The Pres­i­dency in our democ­racy since 1999, has main­tained its car­ry­over from mil­i­tary rule, in which lead­ers brought up by line com­mand con­trol man­age­ment style, are un­com­fort­able with de­bate.

That has to change, to al­low democ­racy and solution driven de­bates take root. It is not good enough that the courtiers of the Pres­i­dent, who are at break­fast, lunch and din­ner with him are the same ad­min­is­tra­tive, un­elected bu­reau­crats. The many din­ing ta­bles and con­fer­ence rooms in the villa are there for him to en­ter­tain who he wishes to en­ter­tain and his guests must bring fresh ideas to re­solv­ing na­tional chal­lenges. It doesn’t have to be about photo ops and prefer­ably out of the me­dia blitzkrieg.

So why are we still un­able to meet salaries and wage obli­ga­tions, three years after get­ting on the sad­dle?

Is there a link be­tween un­paid wages and weak trade and ex­change ac­tiv­i­ties?

What are we con­sum­ing as a na­tion, and how much of it is pro­duced lo­cally?

Do weak trade and ex­change ac­tiv­i­ties have em­ploy­ment im­pli­ca­tions?

Is un­em­ploy­ment linked to restive­ness and pub­lic dis­sat­is­fac­tion?

Why are our mar­kets col­laps­ing one after the other?

Do we need to work on the bud­get laws to im­prove the ef­fi­ciency of trea­sury spend­ing rounds?

Even with the most bril­liant ad­min­is­tra­tive solution, such so­lu­tions are tem­po­rary and do not count in our match to civ­i­lized or­der, be­cause a new ad­min­is­tra­tion can jet­ti­son it.

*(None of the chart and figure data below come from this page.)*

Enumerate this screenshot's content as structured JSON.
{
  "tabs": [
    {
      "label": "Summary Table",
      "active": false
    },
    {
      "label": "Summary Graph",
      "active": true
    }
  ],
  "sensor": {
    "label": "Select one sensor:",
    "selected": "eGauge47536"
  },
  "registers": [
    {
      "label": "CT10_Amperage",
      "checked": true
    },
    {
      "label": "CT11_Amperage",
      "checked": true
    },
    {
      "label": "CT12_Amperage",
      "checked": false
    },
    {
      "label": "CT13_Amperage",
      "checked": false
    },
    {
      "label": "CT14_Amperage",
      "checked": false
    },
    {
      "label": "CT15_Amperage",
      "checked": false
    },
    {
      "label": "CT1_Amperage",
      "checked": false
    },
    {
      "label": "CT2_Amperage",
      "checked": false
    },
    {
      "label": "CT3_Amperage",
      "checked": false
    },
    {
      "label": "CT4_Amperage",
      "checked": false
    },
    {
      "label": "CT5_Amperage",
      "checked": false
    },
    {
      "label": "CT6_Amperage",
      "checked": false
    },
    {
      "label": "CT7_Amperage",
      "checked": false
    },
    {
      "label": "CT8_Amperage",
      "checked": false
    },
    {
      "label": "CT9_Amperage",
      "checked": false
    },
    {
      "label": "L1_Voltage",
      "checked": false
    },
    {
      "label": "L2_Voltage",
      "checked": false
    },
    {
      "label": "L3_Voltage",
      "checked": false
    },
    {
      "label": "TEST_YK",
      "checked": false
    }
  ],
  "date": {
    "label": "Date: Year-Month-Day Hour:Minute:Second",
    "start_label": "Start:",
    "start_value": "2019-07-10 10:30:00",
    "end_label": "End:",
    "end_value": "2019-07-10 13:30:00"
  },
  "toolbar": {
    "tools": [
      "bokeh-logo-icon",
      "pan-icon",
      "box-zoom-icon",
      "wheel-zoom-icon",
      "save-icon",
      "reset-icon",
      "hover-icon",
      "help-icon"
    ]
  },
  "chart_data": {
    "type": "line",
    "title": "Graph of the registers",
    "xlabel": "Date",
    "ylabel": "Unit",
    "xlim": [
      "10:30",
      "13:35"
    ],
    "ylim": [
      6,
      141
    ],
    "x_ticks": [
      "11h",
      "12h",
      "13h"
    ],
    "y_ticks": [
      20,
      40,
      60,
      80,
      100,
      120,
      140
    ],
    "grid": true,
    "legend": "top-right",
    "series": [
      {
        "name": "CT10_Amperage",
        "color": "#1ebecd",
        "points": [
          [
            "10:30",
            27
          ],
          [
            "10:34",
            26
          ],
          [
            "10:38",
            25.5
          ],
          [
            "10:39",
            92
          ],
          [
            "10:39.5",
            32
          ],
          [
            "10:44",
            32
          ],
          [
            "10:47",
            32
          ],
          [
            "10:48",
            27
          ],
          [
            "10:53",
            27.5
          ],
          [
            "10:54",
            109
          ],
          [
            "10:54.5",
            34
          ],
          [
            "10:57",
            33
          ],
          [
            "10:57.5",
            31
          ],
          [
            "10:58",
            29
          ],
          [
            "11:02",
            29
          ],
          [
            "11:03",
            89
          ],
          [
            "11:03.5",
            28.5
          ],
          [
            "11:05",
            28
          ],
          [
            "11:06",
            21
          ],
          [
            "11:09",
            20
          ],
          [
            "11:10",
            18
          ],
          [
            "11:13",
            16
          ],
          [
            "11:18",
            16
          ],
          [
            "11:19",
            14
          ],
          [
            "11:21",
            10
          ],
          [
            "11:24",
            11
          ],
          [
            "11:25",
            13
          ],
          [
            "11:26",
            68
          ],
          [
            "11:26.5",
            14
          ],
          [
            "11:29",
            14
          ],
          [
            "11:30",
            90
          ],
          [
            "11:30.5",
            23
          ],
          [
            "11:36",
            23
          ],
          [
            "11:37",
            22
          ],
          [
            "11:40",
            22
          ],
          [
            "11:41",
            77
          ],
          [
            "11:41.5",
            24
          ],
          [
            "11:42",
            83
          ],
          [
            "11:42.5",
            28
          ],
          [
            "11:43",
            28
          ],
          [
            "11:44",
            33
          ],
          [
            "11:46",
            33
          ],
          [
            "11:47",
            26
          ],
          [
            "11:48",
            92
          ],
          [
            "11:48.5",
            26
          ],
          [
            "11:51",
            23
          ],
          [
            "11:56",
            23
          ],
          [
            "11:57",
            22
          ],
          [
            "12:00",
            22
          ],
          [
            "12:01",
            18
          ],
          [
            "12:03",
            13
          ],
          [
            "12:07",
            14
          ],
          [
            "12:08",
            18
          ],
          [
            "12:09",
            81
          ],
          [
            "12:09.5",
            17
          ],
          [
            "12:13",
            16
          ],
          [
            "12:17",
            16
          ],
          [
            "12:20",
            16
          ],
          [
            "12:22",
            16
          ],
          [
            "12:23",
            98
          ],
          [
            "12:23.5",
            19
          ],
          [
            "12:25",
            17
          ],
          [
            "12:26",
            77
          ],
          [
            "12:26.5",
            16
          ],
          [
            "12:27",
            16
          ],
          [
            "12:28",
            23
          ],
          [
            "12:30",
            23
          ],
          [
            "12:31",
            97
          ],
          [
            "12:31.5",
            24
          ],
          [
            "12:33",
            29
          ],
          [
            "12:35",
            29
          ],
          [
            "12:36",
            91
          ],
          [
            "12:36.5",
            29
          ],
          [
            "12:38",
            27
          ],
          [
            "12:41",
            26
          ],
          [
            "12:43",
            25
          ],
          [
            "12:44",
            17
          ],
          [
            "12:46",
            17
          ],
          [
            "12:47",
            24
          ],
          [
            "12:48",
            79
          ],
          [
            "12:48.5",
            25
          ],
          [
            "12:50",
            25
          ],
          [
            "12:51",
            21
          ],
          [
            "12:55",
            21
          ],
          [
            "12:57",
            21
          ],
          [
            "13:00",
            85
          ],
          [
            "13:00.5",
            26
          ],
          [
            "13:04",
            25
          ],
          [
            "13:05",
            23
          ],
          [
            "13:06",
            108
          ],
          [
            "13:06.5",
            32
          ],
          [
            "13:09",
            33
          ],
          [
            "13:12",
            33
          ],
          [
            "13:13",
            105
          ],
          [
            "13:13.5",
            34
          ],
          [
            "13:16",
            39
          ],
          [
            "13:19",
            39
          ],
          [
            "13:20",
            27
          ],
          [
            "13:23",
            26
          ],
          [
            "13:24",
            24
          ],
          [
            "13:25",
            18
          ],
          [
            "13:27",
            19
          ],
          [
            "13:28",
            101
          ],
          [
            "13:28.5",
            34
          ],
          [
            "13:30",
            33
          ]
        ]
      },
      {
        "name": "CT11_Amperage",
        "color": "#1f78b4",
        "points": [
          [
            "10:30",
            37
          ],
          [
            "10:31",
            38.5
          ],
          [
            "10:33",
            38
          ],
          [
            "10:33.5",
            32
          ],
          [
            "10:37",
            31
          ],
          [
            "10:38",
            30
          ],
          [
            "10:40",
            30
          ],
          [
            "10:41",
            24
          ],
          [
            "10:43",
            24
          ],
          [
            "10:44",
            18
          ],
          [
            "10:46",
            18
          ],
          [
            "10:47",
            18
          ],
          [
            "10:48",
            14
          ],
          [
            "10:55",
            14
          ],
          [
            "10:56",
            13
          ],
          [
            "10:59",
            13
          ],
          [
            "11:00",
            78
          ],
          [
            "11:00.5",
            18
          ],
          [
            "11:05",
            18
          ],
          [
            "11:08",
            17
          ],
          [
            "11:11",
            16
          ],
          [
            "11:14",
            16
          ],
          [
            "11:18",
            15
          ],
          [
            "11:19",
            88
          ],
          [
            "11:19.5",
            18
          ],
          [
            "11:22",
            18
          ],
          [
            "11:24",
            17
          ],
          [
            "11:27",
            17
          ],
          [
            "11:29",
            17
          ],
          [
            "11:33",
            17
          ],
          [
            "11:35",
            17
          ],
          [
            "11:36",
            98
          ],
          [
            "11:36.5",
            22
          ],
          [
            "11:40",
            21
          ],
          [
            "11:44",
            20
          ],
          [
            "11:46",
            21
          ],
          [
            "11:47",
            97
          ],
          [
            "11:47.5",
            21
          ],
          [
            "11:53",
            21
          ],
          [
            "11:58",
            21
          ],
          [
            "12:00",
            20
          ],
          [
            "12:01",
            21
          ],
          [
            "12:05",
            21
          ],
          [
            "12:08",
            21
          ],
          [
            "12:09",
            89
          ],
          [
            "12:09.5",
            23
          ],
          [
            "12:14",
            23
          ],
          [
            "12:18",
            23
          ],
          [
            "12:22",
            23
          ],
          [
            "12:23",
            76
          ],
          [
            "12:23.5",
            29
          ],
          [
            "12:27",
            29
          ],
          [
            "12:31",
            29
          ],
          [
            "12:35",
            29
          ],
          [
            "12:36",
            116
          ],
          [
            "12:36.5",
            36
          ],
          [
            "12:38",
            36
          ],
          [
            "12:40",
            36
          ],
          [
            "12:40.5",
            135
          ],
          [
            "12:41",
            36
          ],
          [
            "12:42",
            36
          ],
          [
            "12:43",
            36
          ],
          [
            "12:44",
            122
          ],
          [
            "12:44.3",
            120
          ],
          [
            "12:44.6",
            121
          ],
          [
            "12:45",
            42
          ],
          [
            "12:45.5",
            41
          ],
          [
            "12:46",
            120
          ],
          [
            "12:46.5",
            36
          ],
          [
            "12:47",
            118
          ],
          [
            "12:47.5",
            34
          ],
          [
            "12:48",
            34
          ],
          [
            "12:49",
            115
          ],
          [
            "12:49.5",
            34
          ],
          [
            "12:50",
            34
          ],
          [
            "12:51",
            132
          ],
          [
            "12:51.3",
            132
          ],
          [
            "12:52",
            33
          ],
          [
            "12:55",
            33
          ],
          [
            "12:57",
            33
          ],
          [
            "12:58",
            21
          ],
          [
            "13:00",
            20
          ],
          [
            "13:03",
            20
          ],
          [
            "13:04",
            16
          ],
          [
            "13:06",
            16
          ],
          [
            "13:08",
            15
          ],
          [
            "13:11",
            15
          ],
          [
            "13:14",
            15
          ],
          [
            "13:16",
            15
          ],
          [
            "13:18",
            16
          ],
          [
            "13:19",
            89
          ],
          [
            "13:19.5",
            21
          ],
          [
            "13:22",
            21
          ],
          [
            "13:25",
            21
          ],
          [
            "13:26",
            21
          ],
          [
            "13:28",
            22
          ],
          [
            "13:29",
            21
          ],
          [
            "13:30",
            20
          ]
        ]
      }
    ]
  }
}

The Pres­i­dent must in­vite the se­nate com­mit­tee mem­bers, House mem­bers, cap­tains of in­dus­try, as well as the in­tel­lec­tual class, he can work with, to find out why three years after, the chal­lenges with wages per­sist. Such so­lu­tions can then be backed by law to sus­tain them.

The Pres­i­dent will need to re­peat this process with each and ev­ery chal­lenge for the many gov­ern­ing ef­forts to count.